Slow Cooker Creamy Pumpkin Vanilla Butter
Author: 
Recipe type: Condiment
Cuisine: American
Prep time: 
Cook time: 
Total time: 
 
This makes about 4 cups. Per 2 tablespoons, this is 0 Freestyle Points. For 4 Tablespoons, it is 1 Freestyle Point.  Enjoy on 2 Ingredient Dough Bagels, stirred into oatmeal, or instead of jelly on a PB&J sandwich.
Ingredients
  • 2 Cans (12 oz)  of Canned Pumpkin (Not pie filling)
  • ½ Cup of Apple Cider**
  • ⅔ Cup of Splenda
  • ¼ Cup of Truvia Brown Sugar Blend
  • 2 Teaspoons of Pumpkin Pie Spice
  • 1.5 Teaspoons of Pure Vanilla Extract
  • Pinch Salt
  • 4 Tight Fitting Lidded Jars or Mason Jars
  • **If you can't find Apple Cider in your area, since it can be a seasonal item, try these Powdered Apple Cider packets.
Instructions
  1. Pour everything into your slow cooker.
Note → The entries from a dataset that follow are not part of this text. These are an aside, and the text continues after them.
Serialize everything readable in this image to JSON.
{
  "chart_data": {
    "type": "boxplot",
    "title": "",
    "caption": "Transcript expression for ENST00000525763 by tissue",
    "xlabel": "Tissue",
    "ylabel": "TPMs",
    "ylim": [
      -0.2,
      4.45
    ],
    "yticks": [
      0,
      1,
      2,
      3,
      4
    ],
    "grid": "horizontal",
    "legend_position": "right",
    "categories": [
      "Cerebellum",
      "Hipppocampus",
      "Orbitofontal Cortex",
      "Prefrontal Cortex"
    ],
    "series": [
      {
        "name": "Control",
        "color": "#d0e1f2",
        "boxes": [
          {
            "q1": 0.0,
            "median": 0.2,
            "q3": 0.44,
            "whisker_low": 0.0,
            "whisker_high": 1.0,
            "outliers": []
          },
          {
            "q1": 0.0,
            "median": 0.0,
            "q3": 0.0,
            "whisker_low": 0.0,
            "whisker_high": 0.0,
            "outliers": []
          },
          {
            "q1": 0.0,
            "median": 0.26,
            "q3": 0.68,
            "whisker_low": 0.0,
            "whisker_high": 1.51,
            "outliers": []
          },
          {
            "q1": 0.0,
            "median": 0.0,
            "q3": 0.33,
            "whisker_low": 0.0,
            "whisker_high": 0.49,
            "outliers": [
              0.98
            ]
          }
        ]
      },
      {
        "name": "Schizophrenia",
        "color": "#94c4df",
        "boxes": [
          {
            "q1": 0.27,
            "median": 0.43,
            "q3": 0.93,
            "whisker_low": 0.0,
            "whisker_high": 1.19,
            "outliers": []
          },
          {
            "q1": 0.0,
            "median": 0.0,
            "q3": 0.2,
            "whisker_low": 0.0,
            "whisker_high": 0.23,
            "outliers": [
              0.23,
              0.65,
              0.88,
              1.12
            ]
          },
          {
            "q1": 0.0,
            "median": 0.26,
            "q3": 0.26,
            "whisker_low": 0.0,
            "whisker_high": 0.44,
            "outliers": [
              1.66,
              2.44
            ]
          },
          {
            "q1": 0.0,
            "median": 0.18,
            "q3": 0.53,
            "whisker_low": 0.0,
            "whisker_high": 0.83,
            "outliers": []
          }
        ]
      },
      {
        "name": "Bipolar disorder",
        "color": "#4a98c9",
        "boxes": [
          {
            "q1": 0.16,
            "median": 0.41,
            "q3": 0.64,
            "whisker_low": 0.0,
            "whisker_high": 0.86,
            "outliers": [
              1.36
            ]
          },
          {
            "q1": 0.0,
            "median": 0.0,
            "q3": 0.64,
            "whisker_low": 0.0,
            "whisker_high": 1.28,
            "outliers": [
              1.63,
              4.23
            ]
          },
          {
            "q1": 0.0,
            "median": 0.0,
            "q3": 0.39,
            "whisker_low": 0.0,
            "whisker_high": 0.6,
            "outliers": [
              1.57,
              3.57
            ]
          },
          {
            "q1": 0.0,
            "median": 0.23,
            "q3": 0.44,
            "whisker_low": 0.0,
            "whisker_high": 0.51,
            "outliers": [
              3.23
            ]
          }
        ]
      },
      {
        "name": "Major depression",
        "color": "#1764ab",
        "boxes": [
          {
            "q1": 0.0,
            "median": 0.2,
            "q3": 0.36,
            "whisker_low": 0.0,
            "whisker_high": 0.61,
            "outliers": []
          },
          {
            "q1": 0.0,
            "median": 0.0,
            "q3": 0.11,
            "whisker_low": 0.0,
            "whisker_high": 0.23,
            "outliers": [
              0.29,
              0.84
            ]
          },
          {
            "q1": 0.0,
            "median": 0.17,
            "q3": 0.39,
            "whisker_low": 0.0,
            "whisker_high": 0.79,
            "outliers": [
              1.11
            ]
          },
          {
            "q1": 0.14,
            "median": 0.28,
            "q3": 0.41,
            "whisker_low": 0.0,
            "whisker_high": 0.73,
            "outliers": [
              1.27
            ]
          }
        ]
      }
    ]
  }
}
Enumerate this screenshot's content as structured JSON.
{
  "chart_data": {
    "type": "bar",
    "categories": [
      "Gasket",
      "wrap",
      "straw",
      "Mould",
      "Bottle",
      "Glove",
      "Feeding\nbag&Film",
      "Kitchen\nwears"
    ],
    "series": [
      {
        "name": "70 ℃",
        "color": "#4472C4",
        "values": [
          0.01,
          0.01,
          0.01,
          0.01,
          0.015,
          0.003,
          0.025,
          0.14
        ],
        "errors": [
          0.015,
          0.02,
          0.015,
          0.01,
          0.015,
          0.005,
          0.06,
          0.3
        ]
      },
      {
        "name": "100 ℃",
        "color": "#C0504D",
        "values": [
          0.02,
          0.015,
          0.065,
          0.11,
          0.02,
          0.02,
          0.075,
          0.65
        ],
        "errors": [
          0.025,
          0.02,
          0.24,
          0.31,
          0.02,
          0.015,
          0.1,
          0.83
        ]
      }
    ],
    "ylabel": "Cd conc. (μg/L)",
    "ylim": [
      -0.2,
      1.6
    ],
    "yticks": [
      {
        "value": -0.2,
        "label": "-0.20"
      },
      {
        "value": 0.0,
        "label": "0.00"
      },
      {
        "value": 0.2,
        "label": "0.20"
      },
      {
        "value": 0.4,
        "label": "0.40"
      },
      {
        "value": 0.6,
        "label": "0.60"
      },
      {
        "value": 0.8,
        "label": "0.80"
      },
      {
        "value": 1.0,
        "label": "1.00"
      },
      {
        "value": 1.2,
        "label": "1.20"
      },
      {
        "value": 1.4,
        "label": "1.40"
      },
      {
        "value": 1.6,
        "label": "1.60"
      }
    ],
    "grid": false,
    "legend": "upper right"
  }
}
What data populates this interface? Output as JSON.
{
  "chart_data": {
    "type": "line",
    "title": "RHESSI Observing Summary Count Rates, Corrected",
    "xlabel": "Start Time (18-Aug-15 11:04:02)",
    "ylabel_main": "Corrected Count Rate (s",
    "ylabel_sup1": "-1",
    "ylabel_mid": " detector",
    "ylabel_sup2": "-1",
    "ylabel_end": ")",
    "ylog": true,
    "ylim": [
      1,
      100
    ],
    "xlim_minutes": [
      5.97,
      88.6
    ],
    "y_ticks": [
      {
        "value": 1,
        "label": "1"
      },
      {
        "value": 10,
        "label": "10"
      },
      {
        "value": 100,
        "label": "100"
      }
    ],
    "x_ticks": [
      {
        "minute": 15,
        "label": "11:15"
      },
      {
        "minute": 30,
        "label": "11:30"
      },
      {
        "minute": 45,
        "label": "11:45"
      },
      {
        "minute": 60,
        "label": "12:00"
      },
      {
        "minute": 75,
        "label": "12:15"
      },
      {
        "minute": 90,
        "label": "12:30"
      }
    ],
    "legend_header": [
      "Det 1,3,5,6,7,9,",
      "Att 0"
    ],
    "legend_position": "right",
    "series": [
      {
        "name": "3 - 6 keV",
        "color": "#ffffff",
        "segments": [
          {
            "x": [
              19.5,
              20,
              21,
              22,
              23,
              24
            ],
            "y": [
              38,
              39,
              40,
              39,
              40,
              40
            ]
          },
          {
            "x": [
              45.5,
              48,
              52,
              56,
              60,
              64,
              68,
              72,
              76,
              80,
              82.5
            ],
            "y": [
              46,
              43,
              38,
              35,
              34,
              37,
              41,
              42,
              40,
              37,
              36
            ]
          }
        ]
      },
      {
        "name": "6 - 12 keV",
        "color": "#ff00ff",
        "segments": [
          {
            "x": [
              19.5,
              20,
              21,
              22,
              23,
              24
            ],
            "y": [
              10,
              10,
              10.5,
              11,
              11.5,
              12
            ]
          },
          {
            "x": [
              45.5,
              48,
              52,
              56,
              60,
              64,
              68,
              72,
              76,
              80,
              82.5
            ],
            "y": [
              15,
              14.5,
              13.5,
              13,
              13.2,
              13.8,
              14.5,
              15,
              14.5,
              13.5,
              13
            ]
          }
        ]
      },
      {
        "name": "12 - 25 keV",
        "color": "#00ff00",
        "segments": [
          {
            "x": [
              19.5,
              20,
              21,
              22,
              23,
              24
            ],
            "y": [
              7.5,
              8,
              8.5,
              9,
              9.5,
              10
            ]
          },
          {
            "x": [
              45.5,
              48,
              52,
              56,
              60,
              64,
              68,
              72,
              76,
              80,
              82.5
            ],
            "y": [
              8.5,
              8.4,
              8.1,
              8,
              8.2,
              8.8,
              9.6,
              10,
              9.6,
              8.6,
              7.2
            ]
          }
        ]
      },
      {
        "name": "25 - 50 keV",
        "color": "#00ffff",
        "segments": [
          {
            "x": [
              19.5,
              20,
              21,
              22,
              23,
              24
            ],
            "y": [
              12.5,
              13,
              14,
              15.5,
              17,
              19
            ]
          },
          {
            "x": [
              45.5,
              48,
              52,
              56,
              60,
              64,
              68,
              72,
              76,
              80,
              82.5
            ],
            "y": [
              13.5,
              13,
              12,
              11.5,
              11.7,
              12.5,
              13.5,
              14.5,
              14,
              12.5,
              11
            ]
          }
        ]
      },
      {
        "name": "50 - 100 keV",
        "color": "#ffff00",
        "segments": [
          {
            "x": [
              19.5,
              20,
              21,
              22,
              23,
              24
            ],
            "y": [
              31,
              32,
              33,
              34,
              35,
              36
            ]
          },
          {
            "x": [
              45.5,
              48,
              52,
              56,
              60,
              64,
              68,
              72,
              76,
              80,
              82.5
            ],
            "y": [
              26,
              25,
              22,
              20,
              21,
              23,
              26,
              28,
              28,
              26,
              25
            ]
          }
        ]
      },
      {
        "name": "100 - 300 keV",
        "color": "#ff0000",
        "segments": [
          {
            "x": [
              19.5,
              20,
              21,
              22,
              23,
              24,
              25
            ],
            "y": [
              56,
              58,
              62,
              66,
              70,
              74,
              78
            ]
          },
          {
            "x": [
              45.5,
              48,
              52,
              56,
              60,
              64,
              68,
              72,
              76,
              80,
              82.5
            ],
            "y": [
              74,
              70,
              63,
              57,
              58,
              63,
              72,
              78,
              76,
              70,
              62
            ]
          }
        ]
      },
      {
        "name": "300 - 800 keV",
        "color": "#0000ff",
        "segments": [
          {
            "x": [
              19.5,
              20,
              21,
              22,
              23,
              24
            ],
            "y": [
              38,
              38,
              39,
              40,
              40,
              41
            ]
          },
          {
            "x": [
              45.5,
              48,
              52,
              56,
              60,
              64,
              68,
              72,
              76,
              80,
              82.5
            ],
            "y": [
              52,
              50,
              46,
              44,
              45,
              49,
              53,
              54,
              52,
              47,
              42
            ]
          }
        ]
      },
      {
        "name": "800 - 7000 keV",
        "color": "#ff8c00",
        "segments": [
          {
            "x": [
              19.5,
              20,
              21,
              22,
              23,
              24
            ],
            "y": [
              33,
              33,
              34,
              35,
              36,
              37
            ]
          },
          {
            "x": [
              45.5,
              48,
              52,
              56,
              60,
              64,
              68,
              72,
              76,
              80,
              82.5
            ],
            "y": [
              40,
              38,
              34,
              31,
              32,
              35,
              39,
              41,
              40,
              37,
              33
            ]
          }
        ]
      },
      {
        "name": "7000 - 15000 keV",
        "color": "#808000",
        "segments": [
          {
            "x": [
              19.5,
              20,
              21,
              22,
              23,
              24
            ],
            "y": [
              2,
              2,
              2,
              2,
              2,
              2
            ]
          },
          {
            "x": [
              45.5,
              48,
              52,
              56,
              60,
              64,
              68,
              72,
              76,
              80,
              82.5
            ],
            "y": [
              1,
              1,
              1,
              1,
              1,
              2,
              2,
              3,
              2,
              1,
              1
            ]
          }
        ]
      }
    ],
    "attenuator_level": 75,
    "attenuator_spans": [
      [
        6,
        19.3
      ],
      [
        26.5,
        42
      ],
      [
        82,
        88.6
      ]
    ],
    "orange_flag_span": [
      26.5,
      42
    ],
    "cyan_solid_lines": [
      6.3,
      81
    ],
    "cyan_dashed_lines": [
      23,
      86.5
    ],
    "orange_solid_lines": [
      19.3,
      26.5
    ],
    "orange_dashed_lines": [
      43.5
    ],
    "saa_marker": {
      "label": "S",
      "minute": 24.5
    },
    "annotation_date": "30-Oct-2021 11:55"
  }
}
Cover and cook on high for 2-3 hour, stirring 2x per hour.
  2. When it is thickened to how you like it, spoon into jars and store refrigerated for 1 month.
  3. This makes about 4 cups. Per 2 tablespoons, this is 0 Freestyle Points. For 4 Tablespoons, it is 1 Freestyle Point.  Enjoy on 2 Ingredient Dough Bagels, stirred into oatmeal, or instead of jelly on a PB&J sandwich.